I was reading a proof of $$9g-9$$ theorem which states that $$9g-9$$ length parameters are sufficient the parametrize the Teichmuller space of a closed surface of genus $$g$$. The proof uses the following fact.

Theorem: Let $$f:\mathbb{R}^m\times \mathbb{R}^n\rightarrow \mathbb{R}$$ be a strictly conves function. If the function $$F:\mathbb{R^m}\rightarrow \mathbb{R}$$ is defined by $$F(x) = \min \left\{ f(x,y) ; y \in \mathbb{R}^n \right\}$$ is well defined, i.e., if the minimum always exists then $$F$$ is always strictly convex.

Can someone please give me any proof or at least idea of the proof of this fact.

P.S: I am reading the book "A primer on mapping class group." And I don't want a reference.

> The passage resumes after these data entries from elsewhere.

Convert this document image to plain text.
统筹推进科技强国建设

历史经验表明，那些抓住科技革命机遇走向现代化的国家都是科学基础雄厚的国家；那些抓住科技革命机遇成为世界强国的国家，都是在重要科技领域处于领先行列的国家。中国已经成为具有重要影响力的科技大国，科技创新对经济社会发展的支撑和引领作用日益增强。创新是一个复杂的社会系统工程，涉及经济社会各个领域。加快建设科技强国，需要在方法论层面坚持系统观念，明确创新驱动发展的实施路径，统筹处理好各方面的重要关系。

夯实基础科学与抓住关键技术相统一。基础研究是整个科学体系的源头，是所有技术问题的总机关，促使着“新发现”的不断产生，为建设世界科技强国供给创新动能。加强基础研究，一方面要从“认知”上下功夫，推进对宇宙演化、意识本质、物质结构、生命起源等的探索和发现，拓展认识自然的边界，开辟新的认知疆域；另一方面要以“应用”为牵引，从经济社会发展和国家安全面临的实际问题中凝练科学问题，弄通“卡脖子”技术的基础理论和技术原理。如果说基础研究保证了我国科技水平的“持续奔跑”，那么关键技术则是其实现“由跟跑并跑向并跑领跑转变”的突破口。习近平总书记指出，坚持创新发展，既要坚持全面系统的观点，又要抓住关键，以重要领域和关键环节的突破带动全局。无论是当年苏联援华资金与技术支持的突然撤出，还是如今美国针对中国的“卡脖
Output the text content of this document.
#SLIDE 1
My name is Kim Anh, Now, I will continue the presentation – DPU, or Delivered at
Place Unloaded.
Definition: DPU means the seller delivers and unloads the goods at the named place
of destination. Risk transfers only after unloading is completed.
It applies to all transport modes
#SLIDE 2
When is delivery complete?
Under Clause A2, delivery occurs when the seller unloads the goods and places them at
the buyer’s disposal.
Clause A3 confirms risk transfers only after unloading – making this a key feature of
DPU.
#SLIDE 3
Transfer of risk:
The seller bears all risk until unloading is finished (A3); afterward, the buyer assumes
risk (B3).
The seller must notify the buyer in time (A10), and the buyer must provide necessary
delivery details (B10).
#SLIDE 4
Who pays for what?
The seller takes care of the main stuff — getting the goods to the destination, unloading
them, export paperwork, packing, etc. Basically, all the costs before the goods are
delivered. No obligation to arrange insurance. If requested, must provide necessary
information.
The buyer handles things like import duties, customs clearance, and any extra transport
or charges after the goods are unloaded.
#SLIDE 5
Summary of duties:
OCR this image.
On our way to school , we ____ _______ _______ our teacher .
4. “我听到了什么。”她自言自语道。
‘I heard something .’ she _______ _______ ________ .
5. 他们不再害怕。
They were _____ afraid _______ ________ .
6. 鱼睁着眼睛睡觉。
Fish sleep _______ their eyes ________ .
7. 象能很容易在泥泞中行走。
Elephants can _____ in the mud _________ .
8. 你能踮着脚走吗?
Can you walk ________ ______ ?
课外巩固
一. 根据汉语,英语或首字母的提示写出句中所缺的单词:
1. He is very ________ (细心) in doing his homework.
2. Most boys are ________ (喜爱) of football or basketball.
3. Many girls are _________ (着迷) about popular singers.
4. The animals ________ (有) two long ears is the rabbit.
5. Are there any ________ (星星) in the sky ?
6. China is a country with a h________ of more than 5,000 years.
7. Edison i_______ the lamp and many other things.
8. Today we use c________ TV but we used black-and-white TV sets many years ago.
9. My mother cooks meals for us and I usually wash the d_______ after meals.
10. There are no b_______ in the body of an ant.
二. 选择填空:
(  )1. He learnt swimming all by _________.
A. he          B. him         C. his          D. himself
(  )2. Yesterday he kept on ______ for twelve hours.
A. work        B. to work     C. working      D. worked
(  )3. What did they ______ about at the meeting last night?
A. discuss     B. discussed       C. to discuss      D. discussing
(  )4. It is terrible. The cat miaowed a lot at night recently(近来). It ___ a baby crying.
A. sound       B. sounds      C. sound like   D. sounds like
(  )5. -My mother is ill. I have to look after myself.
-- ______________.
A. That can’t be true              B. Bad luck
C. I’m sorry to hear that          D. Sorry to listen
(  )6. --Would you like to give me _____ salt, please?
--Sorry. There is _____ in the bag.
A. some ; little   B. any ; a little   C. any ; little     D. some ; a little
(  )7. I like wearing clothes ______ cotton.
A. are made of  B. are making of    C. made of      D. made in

• I gave a reference because that book is freedly downloadable from the link provided. It's strange to explicitly forbid a reference though. Commented Sep 7, 2013 at 15:07

This is a standard result in convex analysis. See for example, $\S$3.2.5 of Convex Optimization by Boyd and Vandenberghe (just slightly modify their proof to conclude strictness).
An idea of the proof. For the convexity of $$F$$: a function is convex iff its epigraph is convex; the epigraph of $$F$$ is the projection of the epigraph of $$f$$; the projection of a convex set is convex. Note that this part also work with $$\inf$$ more generally that $$\min$$ in the definition.
For the strict convexity: assume that $$F$$ is convex but not strictly convex. Then, up to adding a linear form to $$F$$, the $$F$$ has more than a minimum point. Any minimum point of $$F$$ is the projection of a minimum point of $$f$$, and since $$F$$ has more than a minimum point, so does $$f$$, and $$f$$ is not strictly convex.
Finally, note that a strictly convex and bounded below function $$f$$ does not produce in general a strictly convex $$F(x):=\inf_y f(x,y)$$, like the example of $$f(x,y):=\exp(x^2/2+y)$$ shows, for $$f$$ is strictly convex and $$F$$ is identically $$0$$.